Луис Бунюэль. Смерть, вера, секс
Луис Бунюэль. Смерть, вера, секс
Именно в Каланде я впервые столкнулся со смертью, которая вместе с глубокой
верой и зарождающимся половым инстинктом стала неотъемлемой частью моей
жизни в творчестве. Однажды, когда я прогуливался с отцом в оливковой
роще, ветер донес запах чего-то терпкого и гадкого. В сотне метров от
нас лежал сдохший осел, раздутое и растерзанное тело которого стало
добычей десятка грифов и нескольких собак. Это зрелище и притягивало
меня, и отталкивало одновременно. Насытившись, птицы с трудом
поднимались в воздух. Местные крестьяне не хоронили сдохших животных,
полагая, что их останки удобряют землю. Я стоял словно завороженный,
смутно ощущая в этой картине некий метафизический смысл. Отец едва
оттащил меня.
В
другой раз один из наших пастухов во время ссоры получил удар ножом в
спину и умер. В своих широких кушаках, «фаха», мужчины всегда носили
острый нож. Вскрытие производилось обычно в часовне на кладбище
деревенским врачом с помощью местного брадобрея.
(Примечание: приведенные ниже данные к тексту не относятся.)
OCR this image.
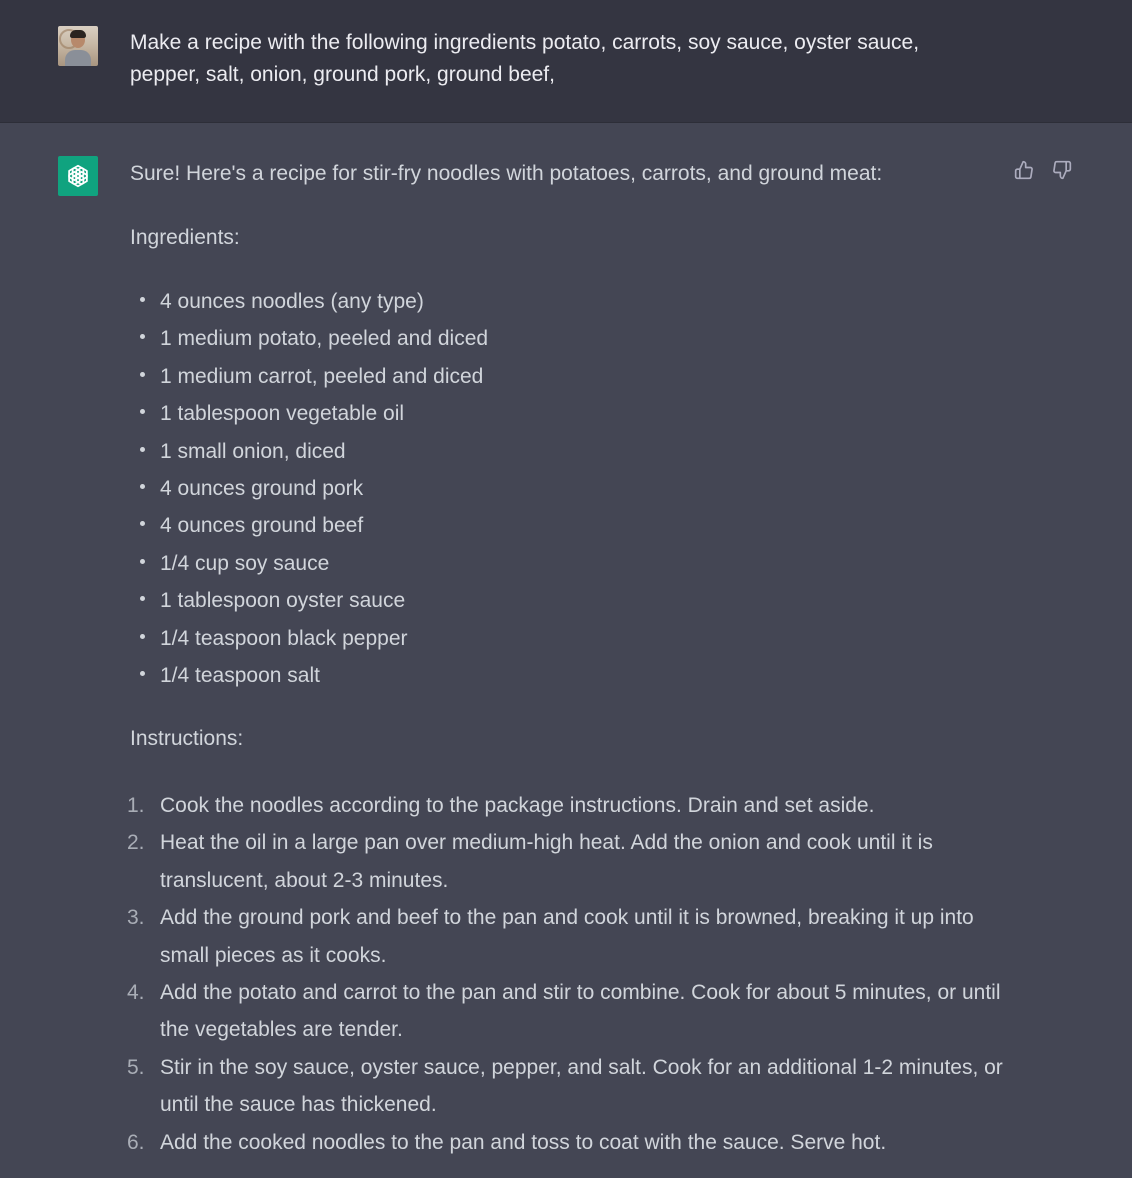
Make a recipe with the following ingredients potato, carrots, soy sauce, oyster sauce, pepper, salt, onion, ground pork, ground beef,

Sure! Here's a recipe for stir-fry noodles with potatoes, carrots, and ground meat:

Ingredients:

4 ounces noodles (any type)
1 medium potato, peeled and diced
1 medium carrot, peeled and diced
1 tablespoon vegetable oil
1 small onion, diced
4 ounces ground pork
4 ounces ground beef
1/4 cup soy sauce
1 tablespoon oyster sauce
1/4 teaspoon black pepper
1/4 teaspoon salt

Instructions:

1. Cook the noodles according to the package instructions. Drain and set aside.
2. Heat the oil in a large pan over medium-high heat. Add the onion and cook until it is translucent, about 2-3 minutes.
3. Add the ground pork and beef to the pan and cook until it is browned, breaking it up into small pieces as it cooks.
4. Add the potato and carrot to the pan and stir to combine. Cook for about 5 minutes, or until the vegetables are tender.
5. Stir in the soy sauce, oyster sauce, pepper, and salt. Cook for an additional 1-2 minutes, or until the sauce has thickened.
6. Add the cooked noodles to the pan and toss to coat with the sauce. Serve hot.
Тут же находились
четверо или пятеро друзей врача. Мне удалось проникнуть в часовню.
Из
рук в руки переходила бутылка водки, я тоже лихорадочно пил, пытаясь
укрепить свой дух, который начал сдавать при скрежете пилы,
распиливающей череп, и при виде разбиваемых одно за другим ребер. В
конце концов, совершенно пьяного, меня отвели домой, и мой отец сурово
наказал меня за пьянство и за «садизм».
На
похоронах простых людей гробы ставили открытыми перед вратами церкви.
Священники пели. Викарий ходил вокруг жалкого катафалка, кропил его
святой водой и бросал щепотки пепла на грудь умершего, приподнимая на
минуту покрывало, которым он был закрыт. (Нечто подобное можно увидеть в
финальной сцене фильма «Грозовой перевал».) Тяжелый колокол звонил по
усопшему. Как только гроб поднимали, чтобы нести на кладбище, раздавался
душераздирающий крик матери: «О, сын мой! Ты оставляешь меня одну! Я
никогда больше тебя не увижу!». К ее стенаниям присоединялись сестры
покойного и другие родственницы, а подчас и соседки, подруги, составляя
таким образом хор плакальщиц — «планидерас».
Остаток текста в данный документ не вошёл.